Text Summarization

1. Introduction

With the rapid development of the World Wide Web, huge amount of information is available online. This lead to the problem of information overload and the need of automatic summarization systems. The last decade has seen a growing trend towards automatic summarization, not only in academic but also in industry. Yahoo and Google acquired Summly and Wavii, start-up companies working on news summarization, respectively.
There are few research on Vietnamese text summarization. Most of them used the extraction approach, which selects a subset of existing words, phrases, or sentences in the original text to form the summary.

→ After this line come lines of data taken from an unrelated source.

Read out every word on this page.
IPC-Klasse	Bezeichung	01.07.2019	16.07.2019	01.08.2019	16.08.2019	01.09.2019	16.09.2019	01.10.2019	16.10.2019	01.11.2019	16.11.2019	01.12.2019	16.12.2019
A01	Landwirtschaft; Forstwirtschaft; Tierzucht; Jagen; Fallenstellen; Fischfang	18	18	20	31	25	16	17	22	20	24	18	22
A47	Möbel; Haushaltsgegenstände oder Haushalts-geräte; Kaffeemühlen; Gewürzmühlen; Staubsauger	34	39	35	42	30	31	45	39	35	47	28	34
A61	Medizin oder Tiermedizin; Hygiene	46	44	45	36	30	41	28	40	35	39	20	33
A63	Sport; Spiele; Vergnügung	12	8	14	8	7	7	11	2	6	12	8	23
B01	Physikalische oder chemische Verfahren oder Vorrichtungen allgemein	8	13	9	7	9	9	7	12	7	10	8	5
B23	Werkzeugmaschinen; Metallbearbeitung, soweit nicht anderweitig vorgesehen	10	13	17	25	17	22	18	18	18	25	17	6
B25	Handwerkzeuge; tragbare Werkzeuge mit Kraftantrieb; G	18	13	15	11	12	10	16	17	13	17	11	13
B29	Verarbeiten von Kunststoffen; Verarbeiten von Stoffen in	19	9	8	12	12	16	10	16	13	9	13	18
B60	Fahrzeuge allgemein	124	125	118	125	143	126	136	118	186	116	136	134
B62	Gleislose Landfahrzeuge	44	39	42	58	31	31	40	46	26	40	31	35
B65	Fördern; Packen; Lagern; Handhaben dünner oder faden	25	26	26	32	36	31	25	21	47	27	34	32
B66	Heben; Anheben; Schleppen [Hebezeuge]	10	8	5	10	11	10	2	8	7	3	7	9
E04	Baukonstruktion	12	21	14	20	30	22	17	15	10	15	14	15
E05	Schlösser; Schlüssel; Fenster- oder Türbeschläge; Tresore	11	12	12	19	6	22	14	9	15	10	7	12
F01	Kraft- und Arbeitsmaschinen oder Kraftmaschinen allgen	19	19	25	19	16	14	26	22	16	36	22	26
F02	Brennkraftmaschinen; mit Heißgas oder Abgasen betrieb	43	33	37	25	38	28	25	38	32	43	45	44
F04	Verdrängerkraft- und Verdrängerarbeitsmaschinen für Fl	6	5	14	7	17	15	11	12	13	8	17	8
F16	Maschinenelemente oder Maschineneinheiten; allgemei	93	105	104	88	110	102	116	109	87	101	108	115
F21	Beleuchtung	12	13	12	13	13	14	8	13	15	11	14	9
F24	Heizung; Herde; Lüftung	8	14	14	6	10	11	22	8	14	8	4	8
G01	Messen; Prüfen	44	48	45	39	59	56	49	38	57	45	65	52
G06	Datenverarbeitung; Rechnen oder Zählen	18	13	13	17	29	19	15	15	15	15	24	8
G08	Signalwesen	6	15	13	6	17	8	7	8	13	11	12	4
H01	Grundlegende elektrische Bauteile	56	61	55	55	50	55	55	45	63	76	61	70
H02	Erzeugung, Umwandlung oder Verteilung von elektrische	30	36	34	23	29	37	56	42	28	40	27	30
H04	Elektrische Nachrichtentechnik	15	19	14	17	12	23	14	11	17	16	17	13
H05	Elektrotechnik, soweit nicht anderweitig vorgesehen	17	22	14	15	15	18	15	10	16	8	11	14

The goal of the CLC summarization team is to create a summary that is closer to what a human might generate, a summary that might contain words not explicitly present in the original.

2. Research
We are focusing on three sub-problems of automatic text summarization: multi-document summarization, sentence fusion, and sentence compression.

  • Multi-document summarization system generates a summary from many documents on the same topic or the same event [2, 4].
  • Sentence fusion is a method that generate a short single sentence summary from a group of similar sentences [1].
  • Sentence compression aims to remove unnecessary words/phrases from a sentence while keeping the sentence grammatically correct [3].

References
[1] An-Vinh Luong, Nhi-Thao Tran, Van-Giau Ung and Minh-Quoc Nghiem (2015). Word Graph-Based Multi-Sentence Compression: Re-ranking Candidates Using Frequent Words. In: Ho Chi Minh city, Vietnam: The Seventh International Conference On Knowledge And Systems Engineering – KSE2015, in press
[2] Van-Giau Ung, An-Vinh Luong, Nhi-Thao Tran and Minh-Quoc Nghiem (2015). Combination of Features for Vietnamese News Multi-Document Summarization. In: Ho Chi Minh city, Vietnam: The Seventh International Conference On Knowledge And Systems Engineering – KSE2015, in press
[3] Nhi-Thao Tran, Van-Giau Ung, An-Vinh Luong, Minh-Quoc Nghiem and Ngan Nguyen. Improving Vietnamese Sentence Compression by Segmenting Meaning Chunks. In: Ho Chi Minh city, Vietnam: The Seventh International Conference On Knowledge And Systems Engineering – KSE2015, in press.
[4] Hy Nguyen, Tung Le, Viet-Thang Luong, Minh-Quoc Nghiem, and Dien Dinh. The Combination of Similarity Measures for Extractive Summarization. The Seventh International Symposium on Information and Communication Technology (SoICT ’16), December 08-09, 2016, Hochiminh City, Vietnam, © 2016 ACM. ISBN 978-1-4503-4815-7/16/12.